The sanctuary had been a cradle. This was teeth.

He exhaled, long and steady. The river far below the mountain ring glittered where it cut past the labyrinth's edge, then disappeared under the green. No safe water down there he could see, no open rock to aim for.

"Alright," he said. "Time to stop floating like a drunk idiot and actually… figure this out."

He began his descent.

Easing his gravity down, lowering himself toward the shifting green surface.

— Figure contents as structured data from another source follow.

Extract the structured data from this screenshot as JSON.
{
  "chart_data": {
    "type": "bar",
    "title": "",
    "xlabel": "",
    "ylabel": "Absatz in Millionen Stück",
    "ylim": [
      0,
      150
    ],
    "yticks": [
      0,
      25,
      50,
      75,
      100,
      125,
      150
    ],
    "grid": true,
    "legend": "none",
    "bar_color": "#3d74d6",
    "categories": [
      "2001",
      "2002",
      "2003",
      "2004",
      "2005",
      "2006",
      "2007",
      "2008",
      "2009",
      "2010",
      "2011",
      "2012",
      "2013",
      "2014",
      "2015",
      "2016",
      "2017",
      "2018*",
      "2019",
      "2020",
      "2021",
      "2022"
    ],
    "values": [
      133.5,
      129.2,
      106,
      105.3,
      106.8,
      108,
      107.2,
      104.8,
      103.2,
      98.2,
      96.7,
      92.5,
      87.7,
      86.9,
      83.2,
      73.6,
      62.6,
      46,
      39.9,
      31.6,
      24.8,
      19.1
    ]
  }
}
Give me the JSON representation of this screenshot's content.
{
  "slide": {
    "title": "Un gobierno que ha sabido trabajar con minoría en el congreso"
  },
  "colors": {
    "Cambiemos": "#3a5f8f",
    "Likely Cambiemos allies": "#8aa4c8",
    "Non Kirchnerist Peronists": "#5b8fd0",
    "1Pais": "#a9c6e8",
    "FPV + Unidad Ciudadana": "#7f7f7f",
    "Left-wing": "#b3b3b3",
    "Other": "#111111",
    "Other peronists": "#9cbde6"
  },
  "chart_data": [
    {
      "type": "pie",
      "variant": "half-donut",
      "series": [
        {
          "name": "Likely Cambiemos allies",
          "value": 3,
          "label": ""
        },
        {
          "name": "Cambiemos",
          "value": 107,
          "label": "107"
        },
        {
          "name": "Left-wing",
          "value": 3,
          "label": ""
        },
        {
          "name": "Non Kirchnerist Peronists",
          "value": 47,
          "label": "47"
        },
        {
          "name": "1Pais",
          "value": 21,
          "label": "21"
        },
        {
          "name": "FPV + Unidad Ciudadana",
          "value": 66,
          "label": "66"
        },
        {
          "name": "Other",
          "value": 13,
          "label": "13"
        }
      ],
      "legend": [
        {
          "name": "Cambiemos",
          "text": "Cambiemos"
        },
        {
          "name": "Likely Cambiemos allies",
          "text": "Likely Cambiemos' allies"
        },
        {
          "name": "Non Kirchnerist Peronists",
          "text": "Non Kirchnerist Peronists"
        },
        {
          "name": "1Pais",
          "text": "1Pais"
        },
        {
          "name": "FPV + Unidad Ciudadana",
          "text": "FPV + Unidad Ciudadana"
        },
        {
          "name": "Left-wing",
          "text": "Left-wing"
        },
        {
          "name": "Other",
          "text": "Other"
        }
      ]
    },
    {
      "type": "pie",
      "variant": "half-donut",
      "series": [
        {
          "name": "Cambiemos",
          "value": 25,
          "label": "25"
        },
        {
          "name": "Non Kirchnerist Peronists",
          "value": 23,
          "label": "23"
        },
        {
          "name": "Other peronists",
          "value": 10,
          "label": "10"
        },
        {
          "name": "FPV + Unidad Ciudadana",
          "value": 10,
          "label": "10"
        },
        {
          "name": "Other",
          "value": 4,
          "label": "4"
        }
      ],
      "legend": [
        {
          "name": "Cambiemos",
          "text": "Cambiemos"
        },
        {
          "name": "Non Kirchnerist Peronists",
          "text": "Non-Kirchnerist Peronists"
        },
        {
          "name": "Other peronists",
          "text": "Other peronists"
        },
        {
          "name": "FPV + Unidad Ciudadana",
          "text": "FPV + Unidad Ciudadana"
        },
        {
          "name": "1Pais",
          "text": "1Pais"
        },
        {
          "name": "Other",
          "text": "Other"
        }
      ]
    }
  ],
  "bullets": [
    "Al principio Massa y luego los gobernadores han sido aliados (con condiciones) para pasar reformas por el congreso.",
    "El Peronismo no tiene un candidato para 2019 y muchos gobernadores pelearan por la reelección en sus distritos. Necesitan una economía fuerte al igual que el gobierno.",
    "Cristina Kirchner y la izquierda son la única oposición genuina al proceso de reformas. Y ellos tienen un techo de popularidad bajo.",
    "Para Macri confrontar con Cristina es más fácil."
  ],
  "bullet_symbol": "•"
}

The labyrinth rose up to meet him with unnerving eagerness.

At ten meters above the foliage, he switched.

"Drift."

Weight returned, not full, but enough to make his movements more precise. He angled his body, sliding sideways to avoid a cluster of branches that reached up like fingers. Up close, the leaves weren't soft at all; their edges looked stiff, almost serrated. Vines coiled around trunks in patterns that were a bit too deliberate to be comforting.

He threaded between the first arching beams of wood, ducking past a curved trunk that sagged overhead like the neck of some enormous animal.

His fingers found Draco's hilt without him thinking about it. Just knowing the relic was there made his heart rate drop half a notch.

As he moved, his mouth did what it always did when his brain got busy: it narrated.

"Left branch looks rotten," he muttered. "Avoid it. That arch bends too far, probably snaps if I land on it—not auditioning for 'man impaled on tree.' Drift over. Good. Okay. Okay. Just… survive."

He lowered himself until he was hovering roughly twenty centimetres above what passed for a "floor"—a dense mat of leaves and compacted undergrowth that felt springy even without touching it.

The labyrinth felt alive.

Not in the general "plants are living things" way. In the way of something watching him walk into its mouth.

Shadows didn't behave right. They stretched along the underside of branches in directions that didn't match the sunlight. Glowing moss clung to some trunks, its pale light coming in slow pulses that reminded him uncomfortably of breathing.

He drifted forward.

A vine twitched at the edge of his vision.

"Yeah… yeah, I could swear something's watching me," he said, voice low. "Probably just… leaves. Totally leaves. Not a death trap disguised as foliage. Nope."

He snorted, but the sound came out thinner than he liked.

He moved on, drifting between two huge, arching trunks that formed a natural doorway. The air under them felt cooler, stiller. The light thinned. Somewhere deep in the labyrinth, something creaked.

No one's coming to save me, he reminded himself, not unkindly. Just you, your Star, and a very pretty sword.

He stopped.

Hovering in place, gravity dialled to Float just enough to keep him from sinking, he held himself there and listened.

Leaves whispered.

Branches complained somewhere overhead.

The glowing moss on a nearby trunk pulsed once, twice, a slow roll of faint green spreading along the bark.

Movement.

Just at the corner of his eye. Too smooth to be a falling leaf. Too deliberate to be the wind. Something slid back into stillness on a nearby branch.

He turned his head slightly, not enough to give away that he'd noticed.

"Tch," he breathed, tightening his grip on Draco's Shroud. "Either I'm imagining things or—"

The leaves two meters ahead of him bulged.

Something large pushed up from underneath, a hump rising in the green carpet, vines stretching, thorns scraping softly as they slid across one another.

"Oh, nope," Nhilly whispered, every hair on his arms standing up. "Not imagining."

And the labyrinth, finally done pretending, began to move.